Women and Heart Attack, What do You See?

A picture pops into most people’s heads when they hear the words “heart attack.”

Heart Attack

That picture usually starts with an old man who is a drinker or a smoker. Maybe he’s outside working, or maybe he is having an argument and is really angry; either way, he stops what he is doing and grabs his chest. Soon, he is felling numbness or tingling down his left arm, eventually the pain intensifies (like an elephant sitting on his chest). Suddenly, grabs his chest and falls to the floor.

Heart attacks are considered the silent killer because the first sign of a heart attack is usually the heart attack itself. The hidden nature of heart attacks is made even more severe by the fact that most people (including doctors) have that exact picture of an old man in their head when they think of someone having a heart attack. That picture, while correct, doesn’t account for over 1/2 of the people who visit the emergency room with heart attacks.

What we and doctors need is a new picture that represents the most common heart attack victim.

Try this picture:

Instead of the old man, you need to put a woman in your picture, because since the mid 1980’s more women have died of heart attacks than men.

The woman in our new picture doesn’t smoke, but she might have high blood pressure or diabetes and she is often normal weight. She knows she doesn’t feel well, but cannot place what is wrong. Sometimes her neck or shoulder may hurt, but often she just feels sick to her stomach and may vomit. Occasionally she may feel short of breath.

All of these symptoms make her think she maybe ate something she shouldn’t have, but nothing a serious as a heart attack is entering her mind (because she too has the wrong picture in her head). She has no tingling down her arm, no elephant on her chest, no collapsing… just vague symptoms. Her chest may hurt enough that she calls or even stop by her doctor’s office, but she will often leave with a suggestion to take some antacids.

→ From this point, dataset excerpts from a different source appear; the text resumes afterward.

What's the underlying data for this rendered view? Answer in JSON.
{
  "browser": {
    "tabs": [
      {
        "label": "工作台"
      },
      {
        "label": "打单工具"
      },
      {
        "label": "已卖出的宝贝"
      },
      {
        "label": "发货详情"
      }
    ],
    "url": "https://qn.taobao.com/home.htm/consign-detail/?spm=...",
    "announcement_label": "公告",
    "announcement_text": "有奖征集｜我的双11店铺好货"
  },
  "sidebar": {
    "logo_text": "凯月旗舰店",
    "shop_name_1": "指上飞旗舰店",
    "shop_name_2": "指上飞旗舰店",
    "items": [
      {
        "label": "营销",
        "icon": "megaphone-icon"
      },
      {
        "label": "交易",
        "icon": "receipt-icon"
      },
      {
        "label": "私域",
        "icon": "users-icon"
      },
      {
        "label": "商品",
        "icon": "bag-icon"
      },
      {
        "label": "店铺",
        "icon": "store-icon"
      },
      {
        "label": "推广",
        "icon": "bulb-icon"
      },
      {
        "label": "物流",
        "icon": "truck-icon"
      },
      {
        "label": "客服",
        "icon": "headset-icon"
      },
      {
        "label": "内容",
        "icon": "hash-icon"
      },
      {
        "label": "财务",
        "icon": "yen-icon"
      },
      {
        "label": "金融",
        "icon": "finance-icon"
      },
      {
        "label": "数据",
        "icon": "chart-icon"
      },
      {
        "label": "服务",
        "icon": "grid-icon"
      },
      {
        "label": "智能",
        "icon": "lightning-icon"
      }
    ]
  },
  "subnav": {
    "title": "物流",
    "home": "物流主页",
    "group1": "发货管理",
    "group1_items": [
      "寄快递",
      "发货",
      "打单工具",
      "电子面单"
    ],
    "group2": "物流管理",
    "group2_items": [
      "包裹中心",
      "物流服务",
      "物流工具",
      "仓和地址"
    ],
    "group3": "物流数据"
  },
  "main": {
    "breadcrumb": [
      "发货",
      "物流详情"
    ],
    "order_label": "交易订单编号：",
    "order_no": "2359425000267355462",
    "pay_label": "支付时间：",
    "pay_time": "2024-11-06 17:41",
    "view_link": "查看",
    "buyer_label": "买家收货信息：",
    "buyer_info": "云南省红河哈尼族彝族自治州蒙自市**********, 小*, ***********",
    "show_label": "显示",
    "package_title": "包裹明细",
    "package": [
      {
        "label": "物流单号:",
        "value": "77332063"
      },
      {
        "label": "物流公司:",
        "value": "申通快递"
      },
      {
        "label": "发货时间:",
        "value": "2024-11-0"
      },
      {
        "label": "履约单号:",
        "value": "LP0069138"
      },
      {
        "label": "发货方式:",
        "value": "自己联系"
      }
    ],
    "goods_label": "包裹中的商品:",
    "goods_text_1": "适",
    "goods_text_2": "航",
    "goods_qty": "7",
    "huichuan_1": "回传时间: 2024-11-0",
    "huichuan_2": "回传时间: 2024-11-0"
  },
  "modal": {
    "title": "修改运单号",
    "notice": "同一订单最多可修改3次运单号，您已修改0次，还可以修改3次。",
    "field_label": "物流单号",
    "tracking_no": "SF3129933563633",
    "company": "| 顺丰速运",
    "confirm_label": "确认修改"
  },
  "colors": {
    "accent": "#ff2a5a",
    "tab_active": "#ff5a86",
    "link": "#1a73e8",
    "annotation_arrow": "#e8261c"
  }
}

Even if she makes it to the hospital and they somehow think her problems may be heart-related, none of the common tests they run show anything wrong. For example, a common test for heart disease called an EKG is often normal looking even in a woman who has had a heart attack; other standard tests may also show nothing is wrong.

Women and Heart Disease

What doctors and the rest of the world are starting to understand is that heart disease is an entirely different condition in women than in men. Cardiovascular disease affects more women than men and is the leading killer of women in America.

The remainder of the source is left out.